Some commentators tried to depoliticise the event by arguing that the fire may have been a human error. This view neglects decades worth of government failure with regards to Grenfell, council housing and to a great extent, housing policy. That may be the use of flammable cladding, the absence of fire sprinkler systems across tower blocks in the country or the dearth of affordable social housing. The latter was an issue born from the industrial-scale selling off of council housing under the ‘right to buy scheme’; all are problems that are inherent failures of central and local governance.
Housing policy intertwines organically with views of social class. ‘Poverty porn’, perpetuated by politicians and mass media across the UK alike, stems from a central thesis of shirkers. Continuing on, this is the idea of an apathetic, inattentive underclass of people that do not work or strive. As well as tensions between Kensington and Chelsea Tenant Management Organisation, this view helps to explain the consistent neglect of Grenfell Action Group’s pleas regarding the safety of the tower. Coupled with this was the rejection of COBRA meetings by Theresa May and her continued contempt in not meeting victims families in the immediate aftermath, ending in scathing criticism from residents.

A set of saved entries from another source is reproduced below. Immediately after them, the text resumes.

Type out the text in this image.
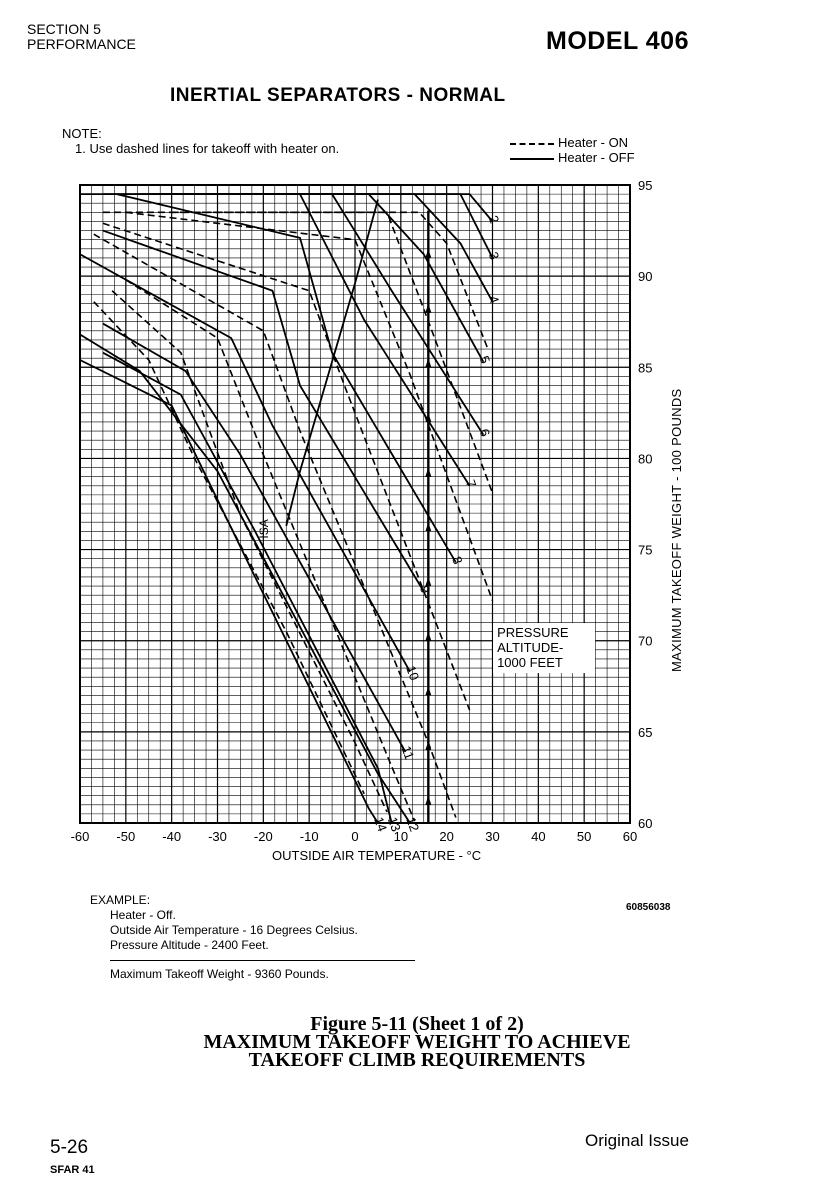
SECTION 5
PERFORMANCE	MODEL 406
INERTIAL SEPARATORS - NORMAL
NOTE:
1. Use dashed lines for takeoff with heater on.	Heater - ON
Heater - OFF
-60 -50 -40 -30 -20 -10	0	10 20 30 40 50 60
60
65
70
75
80
85
90
95
2
3
4
5
6
7
8
9
10
11
12
13
14
ISA
PRESSURE
ALTITUDE-
1000 FEET	MAXIMUM TAKEOFF WEIGHT - 100 POUNDS
OUTSIDE AIR TEMPERATURE - °C
EXAMPLE:
Heater - Off.
Outside Air Temperature - 16 Degrees Celsius.
Pressure Altitude - 2400 Feet.
Maximum Takeoff Weight - 9360 Pounds.
60856038
Figure 5-11 (Sheet 1 of 2)
MAXIMUM TAKEOFF WEIGHT TO ACHIEVE
TAKEOFF CLIMB REQUIREMENTS
5-26
SFAR 41
Original Issue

Views of those who live on tower blocks and social housing are also at the mercy of government agenda. Continually, since the Thatcher years of privatisation, rampant deregulation regarding housing has removed vital safety provisions. New regulations have also ensured watering down and vagueness of safety provision, with them now being open to the manipulation and contusion of the political climate. This precarious push towards lowering costs at the expense of regulation is referenced by Jose Terero, a fire safety expert who spoke to the Grenfell Inquiry in phase one of its proceedings. He stated that there is a need to shift from a culture that inappropriately trivialises ‘compliance’ to a culture that recognises complexity in ‘compliance’ and therefore values ‘competency, performance and quality’.
Theresa May has since been praised in bringing about the potential to produce ‘a new age of building for homes.’ Action including the Social Housing Green Paper, attempting to rid the stigma of social housing and tower blocks is admirable, but when events take place that undermines this such as the effigy burning of a Grenfell recreation, it is clear to see much work is to be done. Nonetheless, there have been useful steps taken in unshackling local government by allowing them to borrow against the Housing Revenue Accounts. There has also been a £2bn spending pot earmarked for affordable housing. Swiftly after the policy was made, however, local council leaders from Lincolnshire (currently building less than 20 homes a year) to Nottinghamshire (a relative success story building around 200 homes a year currently) stated that it was not enough money for supply to meet demand. More radical ideas, such as councils’ renting unused property, known as ‘sweating’ have been rejected fervently by the government.
It was in 1990 that former Labour Prime Minister James Callaghan noted that, ‘There are times, perhaps once every 30 years, when there is a sea change in politics’. Whether this and the problems the Conservative minority government are facing during Brexit signal a shift in the emphasis of policies created remains to be seen. I for one, am sceptical.